Extended notes for specific papers:

- A Logspace Algorithm for Partial 2-Tree Canonization (2008)
- A partial k-arboretum of graphs with bounded treewidth (1998)
- A unifying method for the design of algorithms canonizing combinatorial objects (2019)
- An Improved Isomorphism Test for Bounded-tree-width Graphs (2020)
- Attacks On Difficult Instances Of Graph Isomorphism: Sequential And Parallel Algorithms (2009)
- Canonical representations of partial 2- and 3-trees (1992)
- Canonizing Graphs of Bounded Tree Width in Logspace (2017)
- Practical graph isomorphism, II (2014)
- Scott A method for representing graphs as rooted trees for graph canonization (2019)
- The isomorphism problem for k-trees is complete for logspace (2012)

### Current State

The current state of graph canonization for edge labelled directed graphs of treewidth 2 is not very rich. There are a lot of algorithms for undirected graphs without edge labels. Some of these algorithms even achieve very good runtimes with some extra assumptions (e.g. planar graph, DAG, trees).

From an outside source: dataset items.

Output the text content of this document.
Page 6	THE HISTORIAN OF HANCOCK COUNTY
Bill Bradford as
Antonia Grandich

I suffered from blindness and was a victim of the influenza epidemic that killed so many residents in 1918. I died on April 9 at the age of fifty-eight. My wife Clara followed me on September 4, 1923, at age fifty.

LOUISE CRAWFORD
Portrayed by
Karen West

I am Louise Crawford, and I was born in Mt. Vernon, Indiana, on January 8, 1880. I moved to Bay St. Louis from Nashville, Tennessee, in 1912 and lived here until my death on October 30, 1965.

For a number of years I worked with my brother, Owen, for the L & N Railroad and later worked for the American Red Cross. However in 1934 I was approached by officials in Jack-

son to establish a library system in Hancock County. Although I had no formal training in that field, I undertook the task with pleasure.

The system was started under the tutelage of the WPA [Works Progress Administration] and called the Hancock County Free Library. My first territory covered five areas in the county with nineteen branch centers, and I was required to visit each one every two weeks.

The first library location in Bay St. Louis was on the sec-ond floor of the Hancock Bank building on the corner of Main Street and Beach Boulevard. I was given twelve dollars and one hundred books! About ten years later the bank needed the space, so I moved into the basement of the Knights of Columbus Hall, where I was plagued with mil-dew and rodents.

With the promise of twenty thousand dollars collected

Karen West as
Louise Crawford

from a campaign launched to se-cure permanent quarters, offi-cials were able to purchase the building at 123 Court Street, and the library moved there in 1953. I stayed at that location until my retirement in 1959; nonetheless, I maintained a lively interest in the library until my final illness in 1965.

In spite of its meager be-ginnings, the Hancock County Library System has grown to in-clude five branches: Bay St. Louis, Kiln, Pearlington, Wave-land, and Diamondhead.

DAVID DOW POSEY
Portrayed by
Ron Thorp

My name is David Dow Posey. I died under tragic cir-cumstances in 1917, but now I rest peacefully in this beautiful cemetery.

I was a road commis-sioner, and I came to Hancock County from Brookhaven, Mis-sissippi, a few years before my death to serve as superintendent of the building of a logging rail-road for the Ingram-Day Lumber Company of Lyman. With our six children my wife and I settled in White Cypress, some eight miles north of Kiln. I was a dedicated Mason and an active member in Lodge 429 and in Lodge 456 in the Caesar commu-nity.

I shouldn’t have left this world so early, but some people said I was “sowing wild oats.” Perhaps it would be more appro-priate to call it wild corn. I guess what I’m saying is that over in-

However, work on extending these existing techniques to edge labelled or directed graphs is fairly limited. Some algorithms that support directed graphs do exist, such as nauty, bliss and conauto. For edge labels Scott claims that it is the only algorithm that supports them (this claim is both in the original 2019 paper and in the 2020 follow up paper). Presently, this still seems to be the case as the original Scott paper has only been cited twice according to Google scholar. So far I have not found any algorithms that natively support both edge labels and directed graphs.